Zebra Mussel
     
 

Arrival:
The zebra mussel is native to the Black Sea, near Europe. No one is quite sure how this shelled animal got into U.S. waters. Biologists believe it was first dumped into a small lake near Detroit, Michigan in the late 1980s. They figure the zebra mussel was probably carried in with ballast water on a ship arriving from a foreign country. Today, zebra mussels live in the Great Lakes, several Midwestern river systems and Ontario, Canada.

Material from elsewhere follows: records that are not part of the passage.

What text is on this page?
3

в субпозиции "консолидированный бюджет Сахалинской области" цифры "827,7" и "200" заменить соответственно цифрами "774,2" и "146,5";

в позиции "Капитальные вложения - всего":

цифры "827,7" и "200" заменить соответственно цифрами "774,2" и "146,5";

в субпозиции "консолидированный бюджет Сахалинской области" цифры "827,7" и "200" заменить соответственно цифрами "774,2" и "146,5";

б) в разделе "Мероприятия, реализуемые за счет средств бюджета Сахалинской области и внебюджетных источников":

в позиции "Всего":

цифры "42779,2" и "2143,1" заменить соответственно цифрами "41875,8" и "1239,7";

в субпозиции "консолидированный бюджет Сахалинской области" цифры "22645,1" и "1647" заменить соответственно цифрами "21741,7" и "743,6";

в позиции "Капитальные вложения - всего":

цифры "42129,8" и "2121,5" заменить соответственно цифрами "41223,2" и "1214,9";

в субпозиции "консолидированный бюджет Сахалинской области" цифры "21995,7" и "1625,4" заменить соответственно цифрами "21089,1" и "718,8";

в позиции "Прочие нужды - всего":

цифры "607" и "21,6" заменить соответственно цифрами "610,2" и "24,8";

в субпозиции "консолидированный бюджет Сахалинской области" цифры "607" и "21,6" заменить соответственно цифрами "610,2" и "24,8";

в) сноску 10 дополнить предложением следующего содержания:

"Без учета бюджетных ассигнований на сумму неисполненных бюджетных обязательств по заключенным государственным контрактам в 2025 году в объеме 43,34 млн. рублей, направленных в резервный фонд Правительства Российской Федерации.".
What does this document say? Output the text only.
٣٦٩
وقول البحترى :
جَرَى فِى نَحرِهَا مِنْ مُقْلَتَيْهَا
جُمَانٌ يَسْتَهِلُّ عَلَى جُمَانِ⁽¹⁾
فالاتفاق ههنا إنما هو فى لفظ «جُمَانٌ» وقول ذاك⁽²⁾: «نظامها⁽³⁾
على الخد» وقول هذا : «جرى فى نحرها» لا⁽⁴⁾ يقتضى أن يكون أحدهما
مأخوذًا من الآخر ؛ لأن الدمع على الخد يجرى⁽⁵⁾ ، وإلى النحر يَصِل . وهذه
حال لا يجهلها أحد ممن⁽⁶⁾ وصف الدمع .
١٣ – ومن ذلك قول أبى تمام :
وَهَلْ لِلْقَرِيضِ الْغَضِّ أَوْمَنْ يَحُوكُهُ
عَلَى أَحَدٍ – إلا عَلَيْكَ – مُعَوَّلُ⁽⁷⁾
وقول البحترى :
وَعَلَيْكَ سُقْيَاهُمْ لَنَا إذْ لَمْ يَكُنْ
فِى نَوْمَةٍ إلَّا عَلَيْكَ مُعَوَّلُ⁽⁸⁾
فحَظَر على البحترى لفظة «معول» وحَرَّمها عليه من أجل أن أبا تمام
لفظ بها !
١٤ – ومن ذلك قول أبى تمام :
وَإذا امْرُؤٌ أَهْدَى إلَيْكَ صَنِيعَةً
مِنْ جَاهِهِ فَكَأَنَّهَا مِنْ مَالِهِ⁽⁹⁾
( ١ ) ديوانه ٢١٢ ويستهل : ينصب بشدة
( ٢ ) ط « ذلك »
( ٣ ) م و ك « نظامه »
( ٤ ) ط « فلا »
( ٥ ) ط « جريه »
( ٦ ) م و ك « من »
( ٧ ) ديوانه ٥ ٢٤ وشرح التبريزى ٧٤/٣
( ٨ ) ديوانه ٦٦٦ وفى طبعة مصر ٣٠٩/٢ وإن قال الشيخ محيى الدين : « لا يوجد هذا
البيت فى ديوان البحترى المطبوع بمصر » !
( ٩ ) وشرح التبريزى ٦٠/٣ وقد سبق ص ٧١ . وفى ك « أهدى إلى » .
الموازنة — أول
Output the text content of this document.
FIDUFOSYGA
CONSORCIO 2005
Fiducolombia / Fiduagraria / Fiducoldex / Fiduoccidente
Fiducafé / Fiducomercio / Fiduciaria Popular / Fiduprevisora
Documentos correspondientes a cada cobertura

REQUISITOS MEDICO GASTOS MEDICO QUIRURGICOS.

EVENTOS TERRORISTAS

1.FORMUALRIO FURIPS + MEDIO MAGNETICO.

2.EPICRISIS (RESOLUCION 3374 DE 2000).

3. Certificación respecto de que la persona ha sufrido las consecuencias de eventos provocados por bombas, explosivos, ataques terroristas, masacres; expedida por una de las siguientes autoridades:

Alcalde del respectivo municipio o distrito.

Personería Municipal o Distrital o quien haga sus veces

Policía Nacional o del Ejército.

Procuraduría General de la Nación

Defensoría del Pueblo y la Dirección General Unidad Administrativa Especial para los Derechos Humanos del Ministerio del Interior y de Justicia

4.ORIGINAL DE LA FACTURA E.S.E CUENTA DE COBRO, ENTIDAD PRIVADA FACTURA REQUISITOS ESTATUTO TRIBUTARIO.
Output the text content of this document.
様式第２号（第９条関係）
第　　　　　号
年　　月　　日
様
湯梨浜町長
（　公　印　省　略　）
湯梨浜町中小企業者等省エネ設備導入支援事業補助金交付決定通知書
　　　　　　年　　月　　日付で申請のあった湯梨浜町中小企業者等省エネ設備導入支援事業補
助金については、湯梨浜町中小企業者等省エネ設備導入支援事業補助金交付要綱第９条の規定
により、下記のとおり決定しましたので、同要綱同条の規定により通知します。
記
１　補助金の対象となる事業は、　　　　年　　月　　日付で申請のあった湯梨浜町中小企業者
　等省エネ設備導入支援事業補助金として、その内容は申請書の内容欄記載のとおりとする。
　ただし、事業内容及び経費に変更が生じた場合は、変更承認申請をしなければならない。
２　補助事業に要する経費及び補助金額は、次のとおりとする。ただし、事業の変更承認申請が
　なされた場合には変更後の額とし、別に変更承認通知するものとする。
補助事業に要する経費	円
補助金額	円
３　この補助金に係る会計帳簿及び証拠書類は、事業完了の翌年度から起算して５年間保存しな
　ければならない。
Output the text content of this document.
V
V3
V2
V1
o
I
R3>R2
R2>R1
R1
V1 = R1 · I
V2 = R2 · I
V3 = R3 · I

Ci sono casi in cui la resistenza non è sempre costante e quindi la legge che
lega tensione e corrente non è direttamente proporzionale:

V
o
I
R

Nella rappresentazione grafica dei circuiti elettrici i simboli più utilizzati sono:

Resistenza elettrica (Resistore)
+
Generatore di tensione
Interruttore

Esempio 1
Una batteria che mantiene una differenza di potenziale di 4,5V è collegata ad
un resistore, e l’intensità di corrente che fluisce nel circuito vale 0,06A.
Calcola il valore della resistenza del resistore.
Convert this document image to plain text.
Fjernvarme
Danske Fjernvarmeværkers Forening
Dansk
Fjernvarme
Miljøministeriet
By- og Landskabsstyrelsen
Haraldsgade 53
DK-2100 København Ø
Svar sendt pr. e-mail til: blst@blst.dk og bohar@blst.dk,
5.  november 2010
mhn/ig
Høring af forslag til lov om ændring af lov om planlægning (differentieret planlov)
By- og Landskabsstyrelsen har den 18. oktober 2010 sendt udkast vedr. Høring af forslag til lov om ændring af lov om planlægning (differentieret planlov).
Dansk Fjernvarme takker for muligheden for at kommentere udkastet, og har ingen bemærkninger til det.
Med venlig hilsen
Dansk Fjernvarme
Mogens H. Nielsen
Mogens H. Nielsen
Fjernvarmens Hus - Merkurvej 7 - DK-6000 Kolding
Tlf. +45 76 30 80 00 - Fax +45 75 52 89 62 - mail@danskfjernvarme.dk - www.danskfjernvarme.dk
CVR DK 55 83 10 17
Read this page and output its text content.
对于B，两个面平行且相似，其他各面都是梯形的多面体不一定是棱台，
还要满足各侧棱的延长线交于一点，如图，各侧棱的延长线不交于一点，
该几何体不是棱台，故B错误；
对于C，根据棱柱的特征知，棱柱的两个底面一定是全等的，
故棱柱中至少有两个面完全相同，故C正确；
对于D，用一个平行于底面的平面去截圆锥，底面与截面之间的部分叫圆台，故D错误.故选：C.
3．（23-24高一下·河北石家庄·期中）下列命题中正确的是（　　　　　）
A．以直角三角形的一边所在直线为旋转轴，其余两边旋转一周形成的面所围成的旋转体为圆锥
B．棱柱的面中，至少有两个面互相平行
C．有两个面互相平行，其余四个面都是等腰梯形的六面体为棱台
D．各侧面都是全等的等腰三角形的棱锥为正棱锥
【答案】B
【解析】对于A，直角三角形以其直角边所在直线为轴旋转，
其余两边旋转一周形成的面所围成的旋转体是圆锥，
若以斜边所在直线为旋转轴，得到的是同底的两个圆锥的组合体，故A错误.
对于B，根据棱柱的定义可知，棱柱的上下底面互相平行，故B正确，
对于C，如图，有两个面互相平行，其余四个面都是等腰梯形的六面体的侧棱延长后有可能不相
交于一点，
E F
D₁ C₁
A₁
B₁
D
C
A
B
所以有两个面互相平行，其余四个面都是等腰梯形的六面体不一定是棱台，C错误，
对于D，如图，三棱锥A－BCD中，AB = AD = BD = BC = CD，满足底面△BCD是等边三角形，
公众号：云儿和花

  Attack: A zebra mussel feeds by sucking in water. The mussel strains out tiny plants and animals as the water passes from its body. Zebra mussels are such good strainers, they've actually made waters around them much cleaner. Sounds good, right? Wrong! The tiny bits of food feasted on by zebra mussels are the first link in many freshwater food chains. So, the aliens are stealing food from native animals like clams. The natives end up starving. And, because the water is cleaner, light can travel deeper below the surface. As a result, certain plants now grow in places that used to be too dark for them. This may cause problems for plants and animals already living in these areas. Zebra mussels are also good at making more zebra mussels: in some places, 70,000 of these critters can be found crammed into a space about as big as your bed! With so many of them around, native animals are gobbling them up. But this has biologists worried. The mussels' bodies store unusually high amounts of toxins. These toxins can harm animals that eat them. The scaup is one duck that eats zebra mussels. Scaup numbers are falling, and biologists wonder if the mussels might be to blame. Zebra mussels cause their share of trouble for people, too. They clog pipes that pull water from lakes and rivers for human use. The mussels must be scraped off the pipes, as well as boats, docks and other structures. This costs millions of dollars each year.